Anheuser-Busch InBev NV (ABI), the world’s biggest brewer, reported third-quarter profit growth that beat estimates as the company raised prices and reduced expenses after buying the rest of Mexico’s Grupo Modelo SAB.
So-called organic normalized earnings before interest, taxation, depreciation and amortization rose 10.5 percent in the three months through Sept. 30, the Leuven, Belgium-based company said today in a statement. The median estimate of nine analysts surveyed by Bloomberg News was for growth of 5.7 percent.
The Modelo purchase led to savings of $250 million in the four months since it closed, leaving AB InBev on track to meet its $1 billion goal by 2016. At the same time, the brewer has focused on selling pricier beers in the U.S. as demand for so-called mainstream brands wanes and market growth stagnates. Beer revenue growth on an organic basis rose 3 percent in the quarter, falling short of the 3.9 percent analysts anticipated.
“As we expected, this was not a good performance from a topline standpoint and the company leaned heavily on cost saving and pricing to make these numbers,” Anthony Bucalo, an analyst at Banco Santander SA in London, wrote in a note. “Management was sorely tested this quarter and came through in the newly acquired Mexico business and over-delivered in Asia.”
AB InBev’s shares rose as much as 3.5 percent, the steepest gain since Sept. 19. They were up 1.5 percent at 9:29 a.m.
The volume of beer sold by the company in the U.S. and Brazil, AB InBev’s biggest markets, fell more than the industry.
U.S. sales slid 2.7 percent compared with the beer market’s 1 percent decline there, the brewer said. AB InBev is “confident about the long-term growth potential for the industry, although labor participation and unemployment rates among young adult males remain a concern.”
Brazilian selling volume fell 5 percent and the company said it expects full-year sales for the country’s beer market to be at the “lower-end” of its guidance for an unchanged to low-single-digit decline. Industry volume in Brazil fell 4.3 percent in the quarter because of a weak economy, AB InBev said.

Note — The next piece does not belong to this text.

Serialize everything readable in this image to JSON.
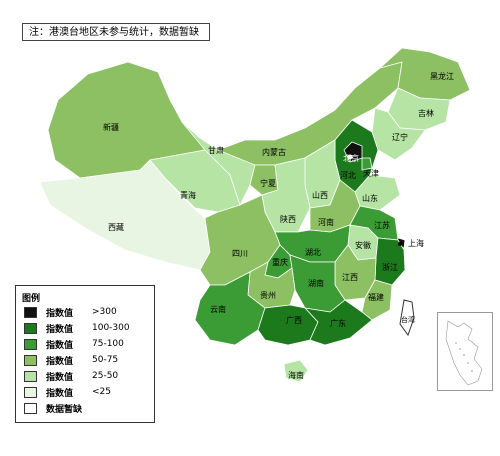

“We are not satisfied with our top-line performance in 2013,” the company said, adding that plans are in place for a “fast start in 2014.” The company’s Budweiser brand is the official beer of next year’s soccer World Cup, which is “due to bring tremendous excitement to Brazil,” Chief Financial Officer Felipe Dutra said on a conference call today.
The integration of Modelo is achieving cost savings quicker than anticipated, the company said. Corona, the main brand acquired in the takeover, increased organic sales by 3.7 percent outside the U.S. The “very special brand” will be rolled out across Brazil ahead of the World Cup.
AB InBev joins rivals in reporting sales that missed estimates. Heineken NV last week cut its forecast for full-year profit after sales fell short of expectations amid weak consumption by beer drinkers in central and eastern Europe. AB InBev’s profit in that region fell 38 percent, the company said today, as beer volume tumbled 26 percent in Ukraine.
Consumer-goods companies including Unilever and Diageo Plc have reported decelerating sales in emerging markets, prompting concern about a slowdown in regions they’d previously relied upon to offset sluggish conditions in the U.S. and Europe.
Projections for emerging-market growth “were somehow linked to very, very high expectations that had to be reset,” Dutra said. “In our case we feel expectations were not that high, and what we’re facing is maybe at the low end of the range, but not off the charts and not a material departure from what we’d already said.”
Asia-Pacific sales grew 8.4 percent as AB InBev expanded its distribution of Budweiser and Harbin in China.
Total normalized Ebitda in the quarter was $4.66 billion, compared with the $4.47 billion median estimate. The measure excludes some items, while organic normalized Ebitda also strips out the effect of currency shifts and acquisitions.